Je comprends néanmoins votre point de vue. Toutefois, je maintiens ma position. Chacun possède un seuil de tolérance différent face à ce type de comportement. Mon rôle n’est pas, et ne sera jamais, d’interpréter les propos, les intentions ou le ressenti d’autrui à sa place. Je considère qu’il appartient à chacun d’exprimer lui-même ce qu’il estime inacceptable, lorsqu’il est en mesure de le faire.

Je tiens à apporter une précision que je n’ai peut-être pas suffisamment exprimée jusqu’à présent. Lors des entretiens menés dans le cadre de cette enquête, le responsable hiérarchique de G, avec lequel j’ai par ailleurs eu des différends, était présent. Dans ces conditions, je m’interroge sur le caractère réellement « paritaire » de cette procédure.

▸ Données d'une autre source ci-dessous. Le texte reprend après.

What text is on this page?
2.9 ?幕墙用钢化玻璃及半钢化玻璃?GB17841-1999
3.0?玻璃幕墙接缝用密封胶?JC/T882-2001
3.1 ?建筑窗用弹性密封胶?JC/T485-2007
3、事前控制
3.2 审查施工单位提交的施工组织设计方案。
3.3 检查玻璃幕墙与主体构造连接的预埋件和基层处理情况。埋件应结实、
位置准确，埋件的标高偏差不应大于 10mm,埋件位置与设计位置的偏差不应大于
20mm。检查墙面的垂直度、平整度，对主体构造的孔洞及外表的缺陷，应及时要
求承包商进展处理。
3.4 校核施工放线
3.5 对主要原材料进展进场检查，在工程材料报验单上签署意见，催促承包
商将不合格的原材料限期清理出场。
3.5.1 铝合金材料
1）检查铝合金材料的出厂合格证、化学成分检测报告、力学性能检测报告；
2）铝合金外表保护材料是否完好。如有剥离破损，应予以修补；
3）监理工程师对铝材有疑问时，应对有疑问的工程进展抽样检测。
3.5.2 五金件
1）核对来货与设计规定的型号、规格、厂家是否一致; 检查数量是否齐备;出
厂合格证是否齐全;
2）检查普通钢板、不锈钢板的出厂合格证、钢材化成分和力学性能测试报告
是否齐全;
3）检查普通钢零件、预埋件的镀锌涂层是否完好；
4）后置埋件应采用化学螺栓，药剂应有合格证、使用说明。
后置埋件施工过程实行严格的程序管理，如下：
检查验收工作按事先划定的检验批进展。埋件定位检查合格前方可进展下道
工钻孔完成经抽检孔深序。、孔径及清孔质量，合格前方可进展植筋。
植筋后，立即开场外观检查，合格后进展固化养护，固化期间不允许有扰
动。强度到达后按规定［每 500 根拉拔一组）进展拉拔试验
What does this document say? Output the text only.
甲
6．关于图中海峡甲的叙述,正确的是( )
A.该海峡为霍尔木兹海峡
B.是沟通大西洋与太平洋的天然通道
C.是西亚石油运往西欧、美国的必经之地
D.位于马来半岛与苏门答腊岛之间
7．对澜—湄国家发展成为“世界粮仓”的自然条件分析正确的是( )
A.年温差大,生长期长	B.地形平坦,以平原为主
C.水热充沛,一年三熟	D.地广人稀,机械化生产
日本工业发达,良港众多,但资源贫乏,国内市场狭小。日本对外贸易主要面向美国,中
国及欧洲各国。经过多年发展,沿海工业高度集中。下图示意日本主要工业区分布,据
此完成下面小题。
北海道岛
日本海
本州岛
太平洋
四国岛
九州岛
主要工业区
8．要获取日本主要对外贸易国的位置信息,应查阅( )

Par ailleurs, je tiens à préciser que, lors de mon entretien avec les ressources humaines, je n’ai à aucun moment cherché à dissimuler ma connaissance des faits. J’ai décrit le comportement de G de manière sincère et transparente. En revanche, je n’ai pas établi de lien entre les agissements de G et le départ de M, considérant qu’il ne m’appartenait pas de tirer cette conclusion ou de parler au nom d’une autre personne.